DRE machines are required to produce a permanent paper record, and to present the voter with “visual or nonvisual means as appropriate” by which the voter may verify the ballot before leaving the area. W.S.A. § 5.91(18).

No voting machine may be used unless approved by the state Board of Elections.  W.S.A. 5.91.  Before approval, the Board of Elections must test the machines in three mock elections.  WI ADC s ElBd 7.01.  In addition, the Board may require the machines be used in an actual election before official approval.  WI ADC ElBd 7.02.  To gain approval, the machine must be “usable safely, securely, efficiently and accurately in the conduct of elections and counting of ballots.”  W.S.A. 5.91.  The Elections Board “shall promulgate rules to ensure the security, review and verification of software components used with each electronic voting system…”  W.S.A. 5.905.  As of January 6, 2007, the Board has not promulgated any such rules. 

An official copy of the source code is kept in escrow that can be used to determine whether the source code in a particular machine has been corrupted.  W.S.A. 5.905.  The Board of Elections must allow parties to a recount to view the source code if the parties agree to keep it secret.

Municipal clerks must test voting machines within ten days of each election.  W.S.A. 5.84.  The tests are open to the public.  Tests are also performed before each recount.  W.S.A. 5.90.

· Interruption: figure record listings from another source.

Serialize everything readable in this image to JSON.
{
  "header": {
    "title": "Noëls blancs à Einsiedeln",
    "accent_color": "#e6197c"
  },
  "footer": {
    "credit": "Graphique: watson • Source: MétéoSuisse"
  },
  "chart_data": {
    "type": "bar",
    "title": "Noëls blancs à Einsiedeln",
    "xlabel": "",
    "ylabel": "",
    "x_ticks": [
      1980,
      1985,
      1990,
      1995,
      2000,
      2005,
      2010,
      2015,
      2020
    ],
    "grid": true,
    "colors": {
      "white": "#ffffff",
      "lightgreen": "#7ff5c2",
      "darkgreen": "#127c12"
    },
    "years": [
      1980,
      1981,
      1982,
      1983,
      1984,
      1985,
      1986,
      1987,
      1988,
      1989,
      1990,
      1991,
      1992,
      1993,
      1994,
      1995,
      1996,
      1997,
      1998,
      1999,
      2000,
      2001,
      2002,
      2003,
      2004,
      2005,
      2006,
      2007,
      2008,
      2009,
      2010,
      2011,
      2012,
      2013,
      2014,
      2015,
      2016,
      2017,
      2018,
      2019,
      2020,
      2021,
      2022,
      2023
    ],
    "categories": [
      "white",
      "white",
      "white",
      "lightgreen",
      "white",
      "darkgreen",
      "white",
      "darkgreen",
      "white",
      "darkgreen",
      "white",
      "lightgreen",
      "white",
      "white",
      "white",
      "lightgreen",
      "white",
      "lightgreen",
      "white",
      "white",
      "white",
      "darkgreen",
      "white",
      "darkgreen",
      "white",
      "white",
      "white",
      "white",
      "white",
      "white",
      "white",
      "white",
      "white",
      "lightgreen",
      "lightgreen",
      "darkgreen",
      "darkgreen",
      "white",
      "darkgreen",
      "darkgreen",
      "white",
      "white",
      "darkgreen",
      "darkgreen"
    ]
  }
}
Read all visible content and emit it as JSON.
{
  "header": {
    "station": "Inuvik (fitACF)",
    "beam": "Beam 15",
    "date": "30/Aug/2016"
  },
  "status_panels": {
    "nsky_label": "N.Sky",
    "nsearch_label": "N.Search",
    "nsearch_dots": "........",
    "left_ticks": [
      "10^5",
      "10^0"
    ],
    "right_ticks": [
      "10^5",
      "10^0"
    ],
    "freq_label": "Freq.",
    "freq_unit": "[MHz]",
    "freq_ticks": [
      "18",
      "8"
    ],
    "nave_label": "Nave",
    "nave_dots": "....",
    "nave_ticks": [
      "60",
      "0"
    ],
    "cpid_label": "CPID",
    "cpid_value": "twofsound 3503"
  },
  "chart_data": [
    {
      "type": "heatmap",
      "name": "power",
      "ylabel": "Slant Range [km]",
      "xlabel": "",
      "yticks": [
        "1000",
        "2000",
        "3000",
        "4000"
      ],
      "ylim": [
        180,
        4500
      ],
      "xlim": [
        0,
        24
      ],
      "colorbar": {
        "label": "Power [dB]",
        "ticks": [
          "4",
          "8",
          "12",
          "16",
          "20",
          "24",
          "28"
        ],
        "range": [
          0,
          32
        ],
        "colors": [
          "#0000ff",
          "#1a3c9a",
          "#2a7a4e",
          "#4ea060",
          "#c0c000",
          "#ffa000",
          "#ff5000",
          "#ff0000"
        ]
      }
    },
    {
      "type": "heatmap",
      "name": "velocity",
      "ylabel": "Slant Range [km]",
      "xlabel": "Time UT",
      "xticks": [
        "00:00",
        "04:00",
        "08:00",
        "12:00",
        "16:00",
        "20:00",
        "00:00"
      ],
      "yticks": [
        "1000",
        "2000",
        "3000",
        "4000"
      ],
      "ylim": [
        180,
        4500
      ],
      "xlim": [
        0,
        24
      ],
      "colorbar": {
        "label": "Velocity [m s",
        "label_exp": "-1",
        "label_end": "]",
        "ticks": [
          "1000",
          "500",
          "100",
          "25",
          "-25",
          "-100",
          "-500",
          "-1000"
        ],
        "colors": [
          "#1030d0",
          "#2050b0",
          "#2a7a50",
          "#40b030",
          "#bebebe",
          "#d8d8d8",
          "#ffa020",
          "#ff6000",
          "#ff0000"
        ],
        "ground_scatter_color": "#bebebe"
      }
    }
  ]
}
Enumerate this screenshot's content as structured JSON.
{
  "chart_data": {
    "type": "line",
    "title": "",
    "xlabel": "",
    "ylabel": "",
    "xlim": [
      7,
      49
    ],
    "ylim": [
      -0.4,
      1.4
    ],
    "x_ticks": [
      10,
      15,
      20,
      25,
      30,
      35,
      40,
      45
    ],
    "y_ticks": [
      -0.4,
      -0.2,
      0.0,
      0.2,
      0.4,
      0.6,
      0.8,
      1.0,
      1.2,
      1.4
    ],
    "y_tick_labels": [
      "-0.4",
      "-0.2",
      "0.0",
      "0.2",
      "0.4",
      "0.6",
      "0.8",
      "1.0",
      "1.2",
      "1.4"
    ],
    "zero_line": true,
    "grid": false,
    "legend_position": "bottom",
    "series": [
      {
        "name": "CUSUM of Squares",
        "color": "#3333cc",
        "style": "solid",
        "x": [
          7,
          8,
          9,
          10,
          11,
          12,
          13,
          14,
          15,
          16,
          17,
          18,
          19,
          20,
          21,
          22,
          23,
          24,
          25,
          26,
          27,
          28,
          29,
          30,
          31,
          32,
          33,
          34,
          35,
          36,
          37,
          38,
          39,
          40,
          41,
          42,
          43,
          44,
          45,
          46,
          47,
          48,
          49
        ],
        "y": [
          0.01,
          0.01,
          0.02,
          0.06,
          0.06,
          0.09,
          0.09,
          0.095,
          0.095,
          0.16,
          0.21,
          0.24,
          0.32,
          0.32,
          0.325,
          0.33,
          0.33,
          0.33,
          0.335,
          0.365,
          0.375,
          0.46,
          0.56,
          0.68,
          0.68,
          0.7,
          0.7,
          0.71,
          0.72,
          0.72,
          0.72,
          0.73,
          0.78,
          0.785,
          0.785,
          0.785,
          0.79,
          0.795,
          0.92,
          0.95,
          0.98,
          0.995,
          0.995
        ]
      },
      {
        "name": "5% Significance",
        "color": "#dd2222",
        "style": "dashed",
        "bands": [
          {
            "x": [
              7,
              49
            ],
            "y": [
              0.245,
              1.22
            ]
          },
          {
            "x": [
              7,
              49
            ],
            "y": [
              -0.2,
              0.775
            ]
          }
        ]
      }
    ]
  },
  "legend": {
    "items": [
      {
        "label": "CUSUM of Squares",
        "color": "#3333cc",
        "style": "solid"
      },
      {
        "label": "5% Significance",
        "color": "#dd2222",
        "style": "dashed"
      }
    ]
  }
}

The State Board of Elections has adopted “Security Recommendations for Electronic Voting Systems,” which would apply to both DRE machines and optical scan machines.  Although titled “recommendations,” municipalities must obtain prior approval from the Board before using alternative procedures.  The “recommendations” include, but are not limited to:

 

  • Any voting machine vendor or technical service company helping to supply and service the machines must certify that it provided written security procedures to the State Elections Board and that it complied with those procedures when it handled the machines.  Failure to comply with these rules may lead to disapproval of the machines in future elections, refund of all monies paid to the company for voting systems and services, and other civil and criminal penalties.
  • The municipal clerk shall keep memory cards secure and keep a written chain-of-custody record for each card.
  • There shall be an additional written log of each individual who “accesses” the voting system.
  • Each memory card shall have a unique identification number.
  • Voting machines and memory cards shall be secured by tamper-resistant, serialized seals that break when opened.
  • The clerk shall keep a written chain-of-custody record for any keys used to open voting machines.
  • On Election Day, the chief election inspector will record whether the proper seals are in place.
  • On Election Day, ballots cannot be removed from optical scan machines until the results are first printed from the machine.  Even then, ballots cannot be removed unless at least two inspectors are present.  The names of the inspectors and time of removal must be recorded.  The results report and the memory card are placed in a sealed container and forwarded to the municipal clerk.
  • After the election, the clerk will inspect the machines to ensure they are locked and the seals have been placed upon them.